Simon Kluth as Anton, Beate Mordal as Lily, Camilo Delgado Díaz as Jerónimo, Lucy Shelton as the Teacher, Marina Dumont Anastassiadou as Alexia, Julie Hega (partially hidden) as Iris, and Vilma Jää as Markéta in a scene from Saariaho's Innocence. Photo: Karen Almond / Met Opera
Over the past fifteen years or so, popular art and media have begun to include the subject of school shootings as a way of engaging with topics that feel timely. Shows such as American Horror Story or Thirteen Reasons Why have included it as subplots, while films such as The Fallout, or more recently The Drama, have caused controversy by using it as primary subject matter. In the world of opera, Kaija Saariaho’s Innocence covers the same ground.

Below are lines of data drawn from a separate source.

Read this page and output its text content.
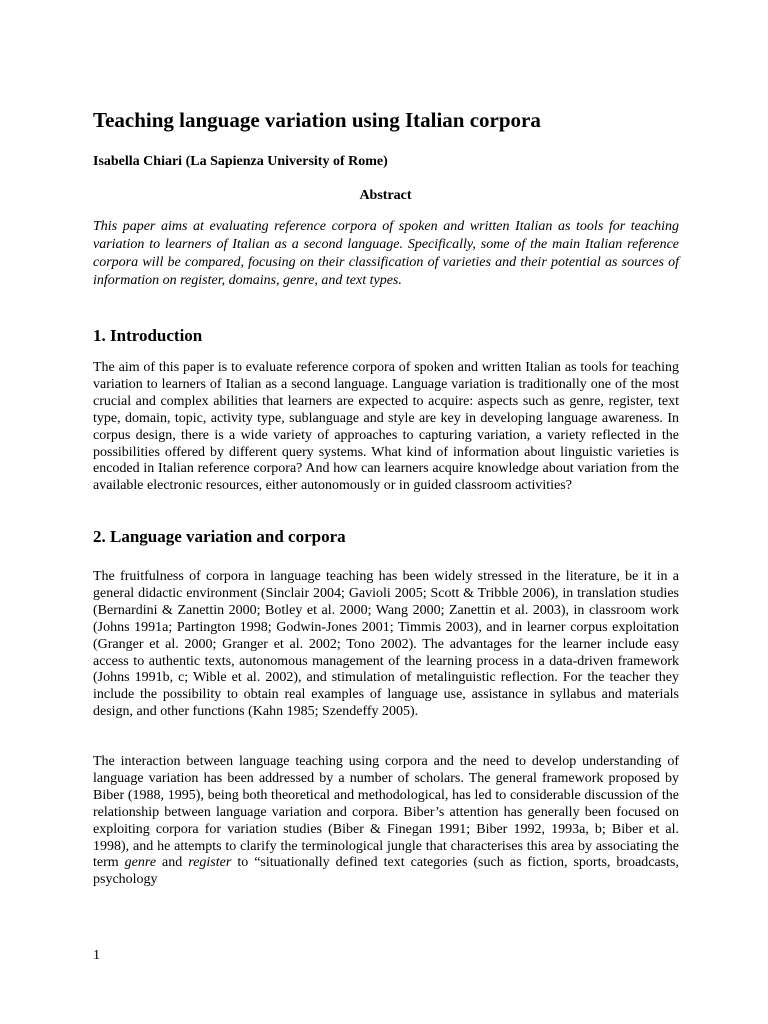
Teaching language variation using Italian corpora
Isabella Chiari (La Sapienza University of Rome)
Abstract

This paper aims at evaluating reference corpora of spoken and written Italian as tools for teaching variation to learners of Italian as a second language. Specifically, some of the main Italian reference corpora will be compared, focusing on their classification of varieties and their potential as sources of information on register, domains, genre, and text types.

1. Introduction

The aim of this paper is to evaluate reference corpora of spoken and written Italian as tools for teaching variation to learners of Italian as a second language. Language variation is traditionally one of the most crucial and complex abilities that learners are expected to acquire: aspects such as genre, register, text type, domain, topic, activity type, sublanguage and style are key in developing language awareness. In corpus design, there is a wide variety of approaches to capturing variation, a variety reflected in the possibilities offered by different query systems. What kind of information about linguistic varieties is encoded in Italian reference corpora? And how can learners acquire knowledge about variation from the available electronic resources, either autonomously or in guided classroom activities?

2. Language variation and corpora

The fruitfulness of corpora in language teaching has been widely stressed in the literature, be it in a general didactic environment (Sinclair 2004; Gavioli 2005; Scott & Tribble 2006), in translation studies (Bernardini & Zanettin 2000; Botley et al. 2000; Wang 2000; Zanettin et al. 2003), in classroom work (Johns 1991a; Partington 1998; Godwin-Jones 2001; Timmis 2003), and in learner corpus exploitation (Granger et al. 2000; Granger et al. 2002; Tono 2002). The advantages for the learner include easy access to authentic texts, autonomous management of the learning process in a data-driven framework (Johns 1991b, c; Wible et al. 2002), and stimulation of metalinguistic reflection. For the teacher they include the possibility to obtain real examples of language use, assistance in syllabus and materials design, and other functions (Kahn 1985; Szendeffy 2005).

The interaction between language teaching using corpora and the need to develop understanding of language variation has been addressed by a number of scholars. The general framework proposed by Biber (1988, 1995), being both theoretical and methodological, has led to considerable discussion of the relationship between language variation and corpora. Biber’s attention has generally been focused on exploiting corpora for variation studies (Biber & Finegan 1991; Biber 1992, 1993a, b; Biber et al. 1998), and he attempts to clarify the terminological jungle that characterises this area by associating the term genre and register to “situationally defined text categories (such as fiction, sports, broadcasts, psychology

1
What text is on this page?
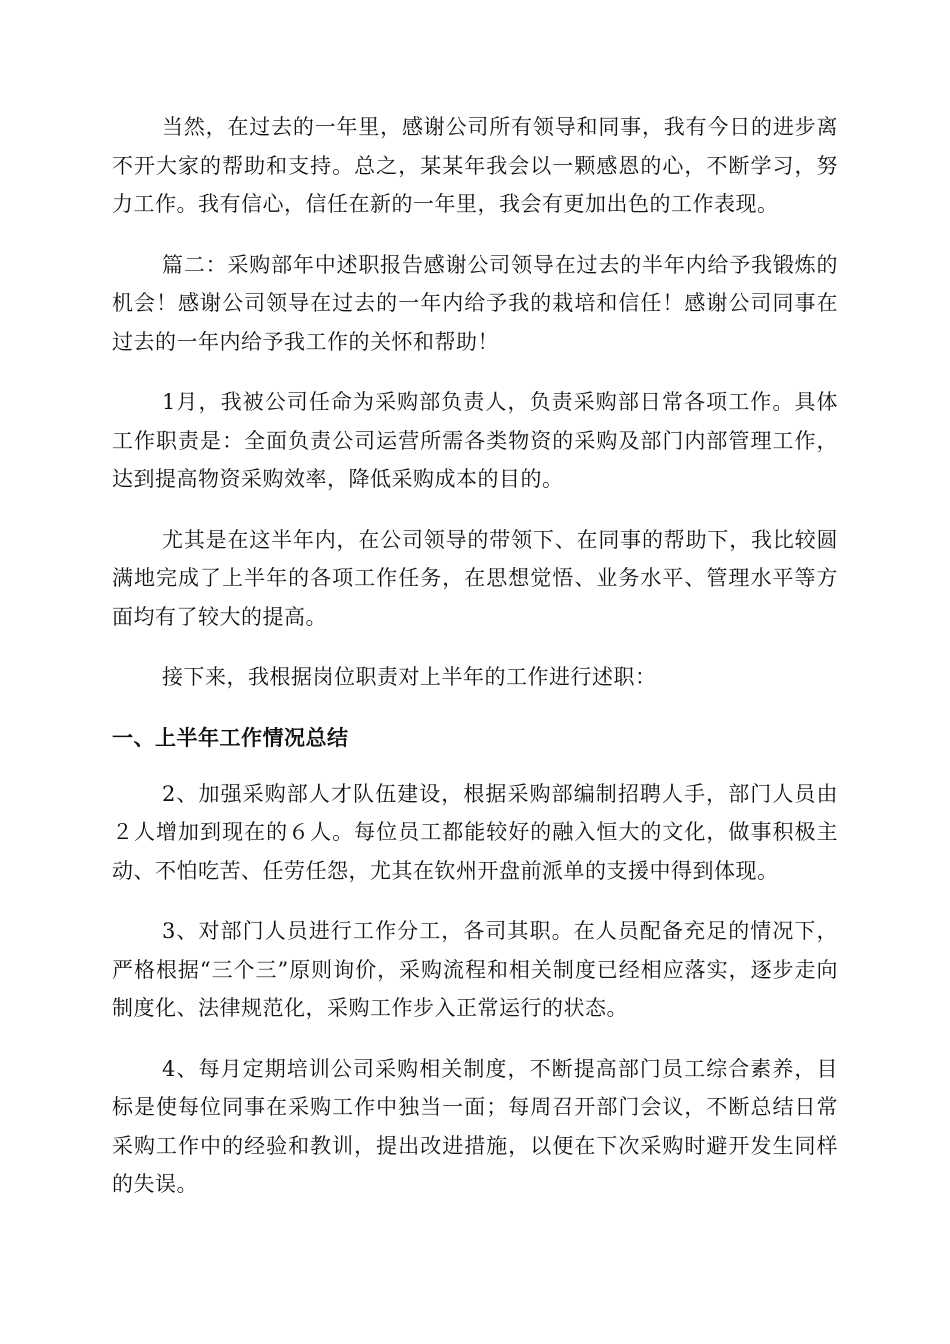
当然，在过去的一年里，感谢公司所有领导和同事，我有今日的进步离不开大家的帮助和支持。总之，某某年我会以一颗感恩的心，不断学习，努力工作。我有信心，信任在新的一年里，我会有更加出色的工作表现。

篇二：采购部年中述职报告感谢公司领导在过去的半年内给予我锻炼的机会！感谢公司领导在过去的一年内给予我的栽培和信任！感谢公司同事在过去的一年内给予我工作的关怀和帮助！

1月，我被公司任命为采购部负责人，负责采购部日常各项工作。具体工作职责是：全面负责公司运营所需各类物资的采购及部门内部管理工作，达到提高物资采购效率，降低采购成本的目的。

尤其是在这半年内，在公司领导的带领下、在同事的帮助下，我比较圆满地完成了上半年的各项工作任务，在思想觉悟、业务水平、管理水平等方面均有了较大的提高。

接下来，我根据岗位职责对上半年的工作进行述职：

一、上半年工作情况总结

2、加强采购部人才队伍建设，根据采购部编制招聘人手，部门人员由２人增加到现在的６人。每位员工都能较好的融入恒大的文化，做事积极主动、不怕吃苦、任劳任怨，尤其在钦州开盘前派单的支援中得到体现。

3、对部门人员进行工作分工，各司其职。在人员配备充足的情况下，严格根据“三个三”原则询价，采购流程和相关制度已经相应落实，逐步走向制度化、法律规范化，采购工作步入正常运行的状态。

4、每月定期培训公司采购相关制度，不断提高部门员工综合素养，目标是使每位同事在采购工作中独当一面；每周召开部门会议，不断总结日常采购工作中的经验和教训，提出改进措施，以便在下次采购时避开发生同样的失误。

The opera, which premiered in 2021 and is currently playing at New York’s Metropolitan Opera, follows a dual storyline of a wedding and a school shooting. As it unfolds, the connection between the two is slowly revealed. Innocence was uncomfortable, to say the least—the type that makes you squirm in your seat. The production does not shy away from the horrors of mass shootings, audibly playing gunshots and showing teenagers covered in blood lying on the floor. The highly effective set design, centered on a revolving building, slowly turns as characters run through corridors and between storylines, everything unfolding with a sense of dread. There are many moving parts: the interwoven narratives, the set, a combination of languages ranging from Finnish to French to German to Spanish, and a mix of singing and speaking.

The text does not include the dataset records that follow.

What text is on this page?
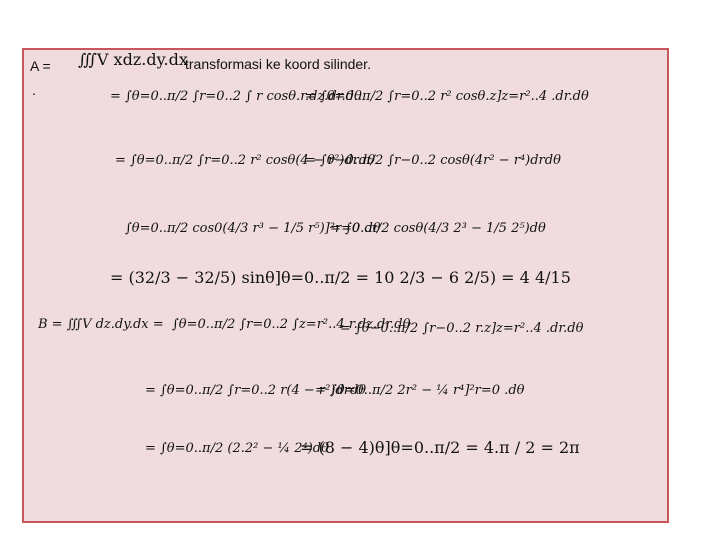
A =
.
transformasi ke koord silinder.
∭V xdz.dy.dx
= ∫θ=0..π/2 ∫r=0..2 ∫ r cosθ.r.dz.dr.dθ
= ∫θ=0..π/2 ∫r=0..2 r² cosθ.z]z=r²..4 .dr.dθ
= ∫θ=0..π/2 ∫r=0..2 r² cosθ(4 − r²)drdθ
= ∫θ−0..π/2 ∫r−0..2 cosθ(4r² − r⁴)drdθ
∫θ=0..π/2 cos0(4/3 r³ − 1/5 r⁵)]²r=0 dθ
= ∫0..π/2 cosθ(4/3 2³ − 1/5 2⁵)dθ
= (32/3 − 32/5) sinθ]θ=0..π/2 = 10 2/3 − 6 2/5) = 4 4/15
B = ∭V dz.dy.dx = ∫θ=0..π/2 ∫r=0..2 ∫z=r²..4 r.dz.dr.dθ
= ∫θ−0..π/2 ∫r−0..2 r.z]z=r²..4 .dr.dθ
= ∫θ=0..π/2 ∫r=0..2 r(4 − r²)drdθ
= ∫θ=0..π/2 2r² − ¼ r⁴]²r=0 .dθ
= ∫θ=0..π/2 (2.2² − ¼ 2⁴)dθ
= (8 − 4)θ]θ=0..π/2 = 4.π / 2 = 2π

The reviews of the opera, while generally positive, have been mixed. One in particular, in New York Magazine, spends most of the article applauding the opera for being masterfully crafted, but ends by denouncing the subject matter, arguing that the operatic art form, with all its grandeur, inherently sensationalizes such an act. The argument is not well thought through or fully explained, which makes it feel empty; it comes across more as someone who—understandably—couldn’t deal with being made uncomfortable by Innocence. But that is no reason to say it should be criticized as a work of art.

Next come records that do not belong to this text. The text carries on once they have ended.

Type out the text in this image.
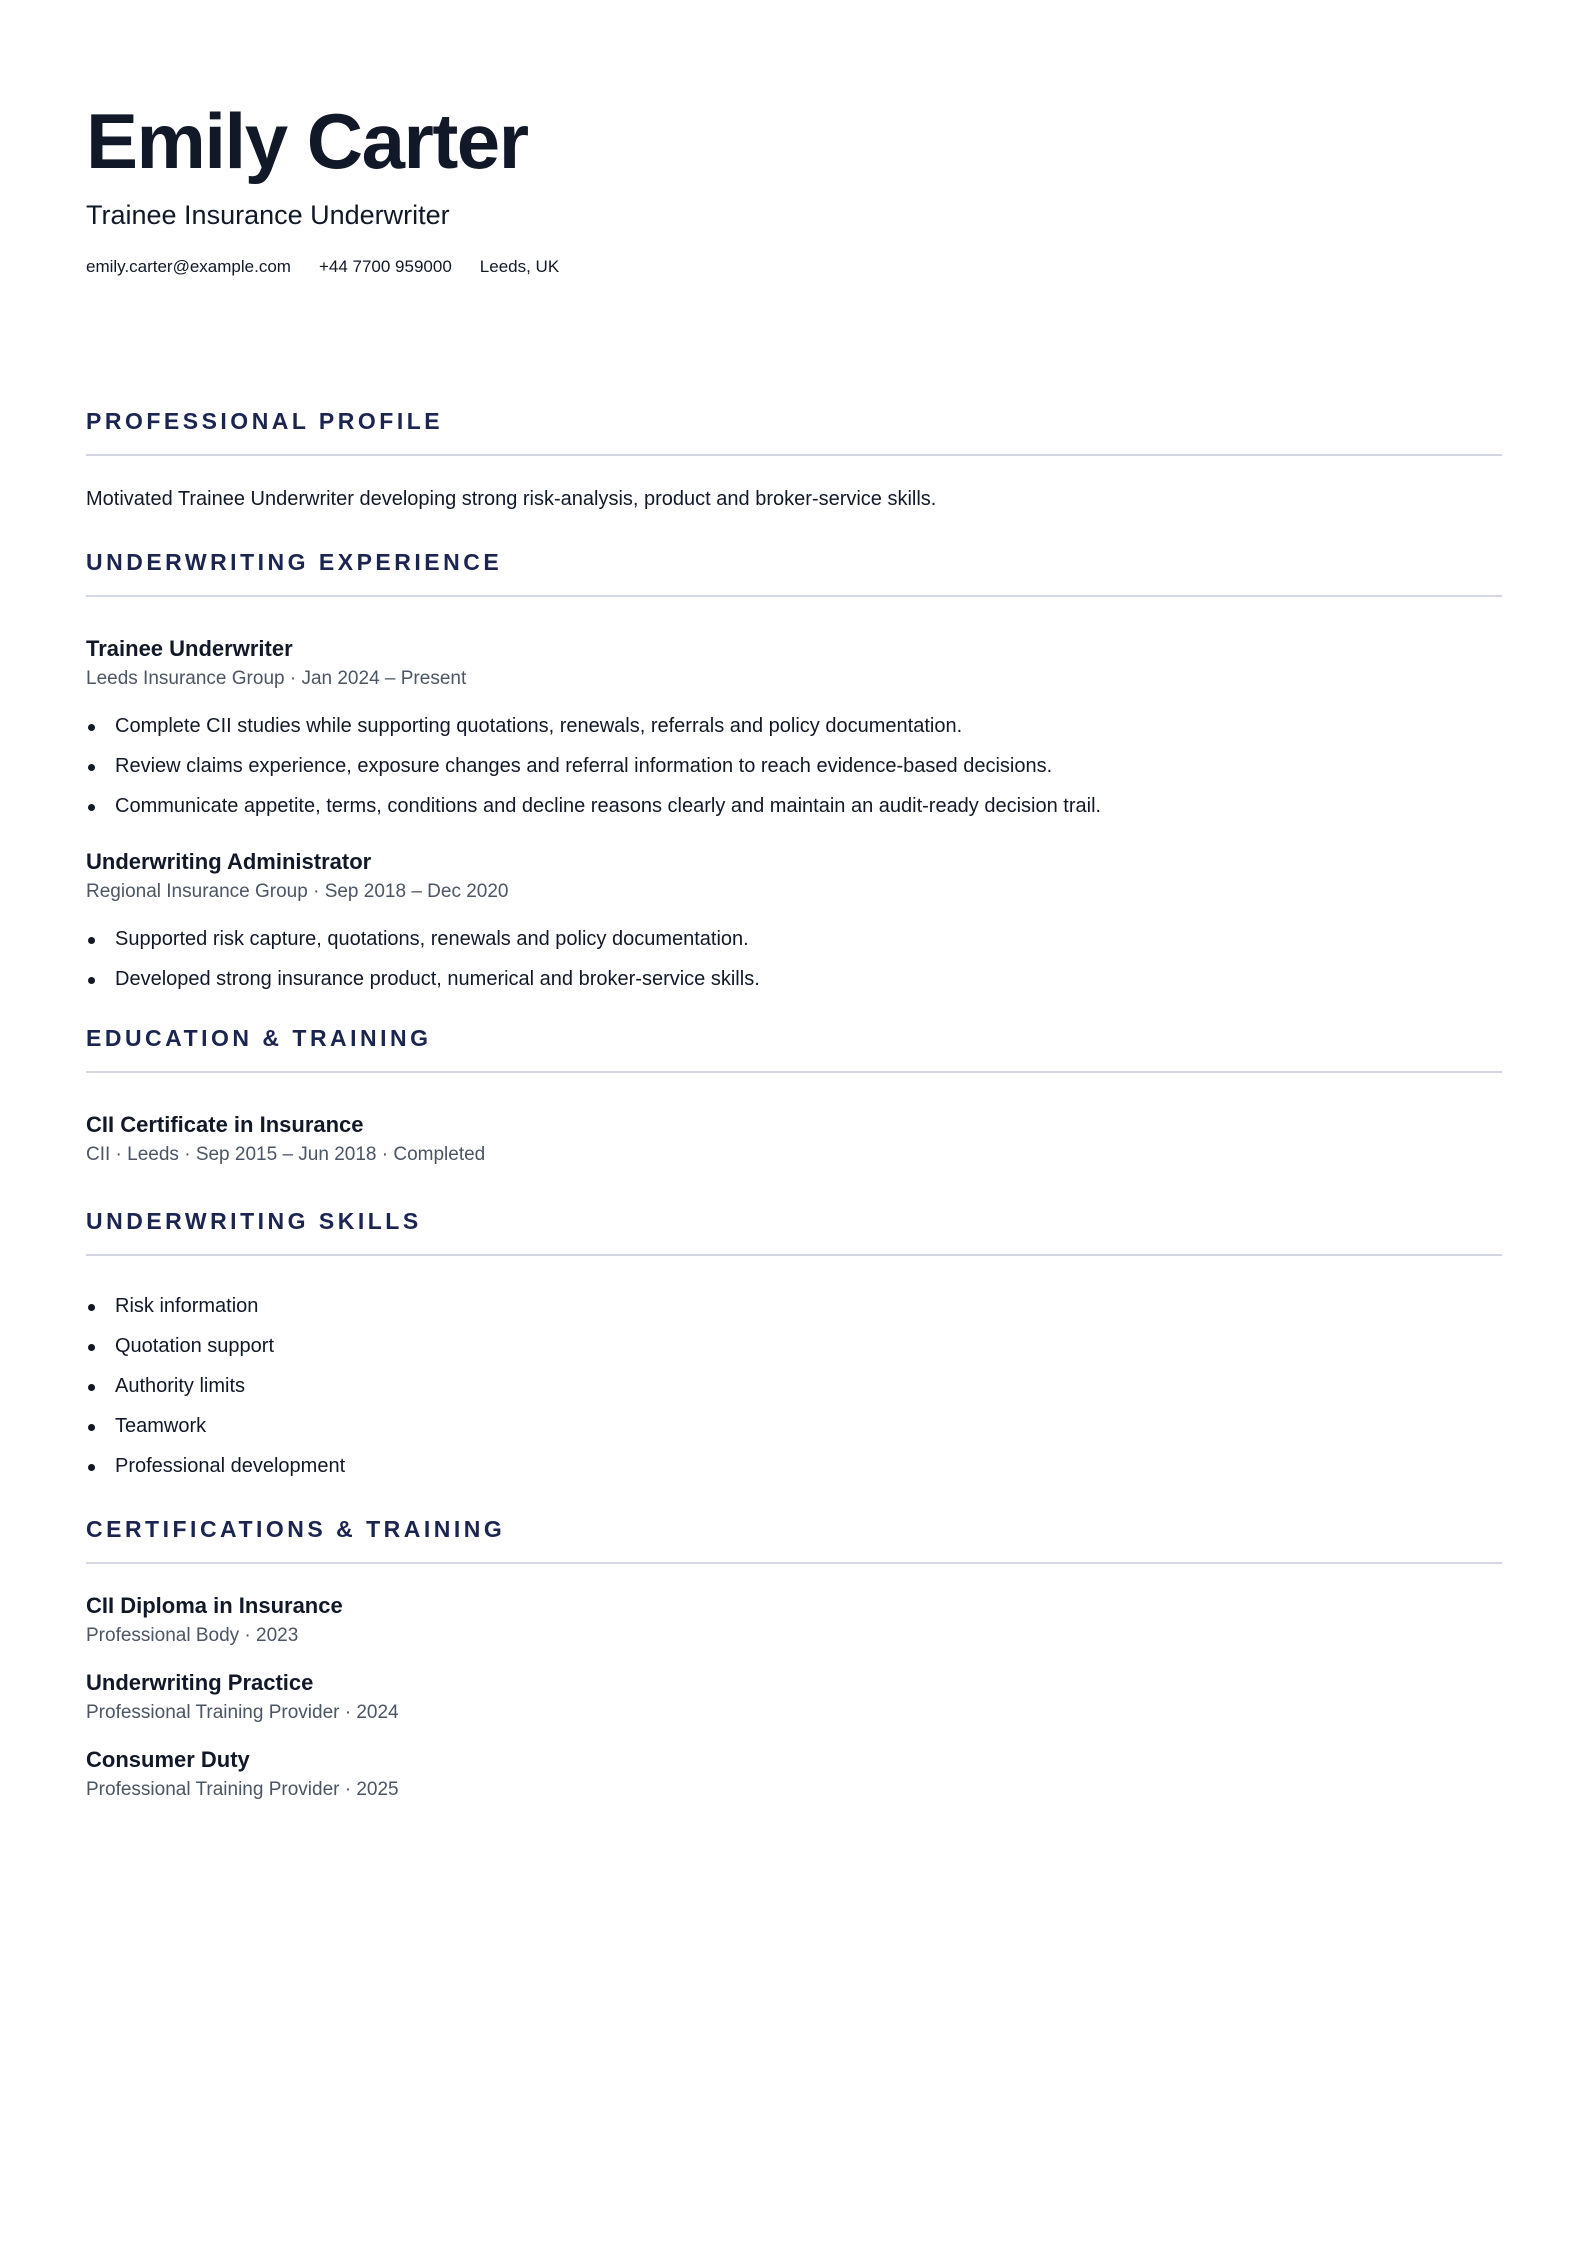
Emily Carter
Trainee Insurance Underwriter
emily.carter@example.com +44 7700 959000 Leeds, UK
PROFESSIONAL PROFILE
Motivated Trainee Underwriter developing strong risk-analysis, product and broker-service skills.
UNDERWRITING EXPERIENCE
Trainee Underwriter
Leeds Insurance Group · Jan 2024 – Present
Complete CII studies while supporting quotations, renewals, referrals and policy documentation.
Review claims experience, exposure changes and referral information to reach evidence-based decisions.
Communicate appetite, terms, conditions and decline reasons clearly and maintain an audit-ready decision trail.
Underwriting Administrator
Regional Insurance Group · Sep 2018 – Dec 2020
Supported risk capture, quotations, renewals and policy documentation.
Developed strong insurance product, numerical and broker-service skills.
EDUCATION & TRAINING
CII Certificate in Insurance
CII · Leeds · Sep 2015 – Jun 2018 · Completed
UNDERWRITING SKILLS
Risk information
Quotation support
Authority limits
Teamwork
Professional development
CERTIFICATIONS & TRAINING
CII Diploma in Insurance
Professional Body · 2023
Underwriting Practice
Professional Training Provider · 2024
Consumer Duty
Professional Training Provider · 2025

A piece of art with such current and depressing subject matter raises the question: is this necessary? The short answer, I would argue, is yes. In fact, it is essential. Audience members engage with art for a variety of reasons: to see the sublime, to be moved, to be made to think, to experience catharsis, or to be made uncomfortable to a point of growth—sometimes a combination of these. Once we hastily label a piece of art as immoral or a subject as unfit to be made into an opera, we might deprive audiences of experiences they might have valued. There is a fine line between this kind of condemnation and censorship.
Innocence is one of the most timely and important operas I have seen. It makes you uncomfortable because it’s meant to—and because it should. As long as a work of art is well constructed and does not directly harm anyone, difficult subject matters shouldn’t be excluded just because they are difficult. When a piece of art manages to successfully engage with a timely subject, it should be praised.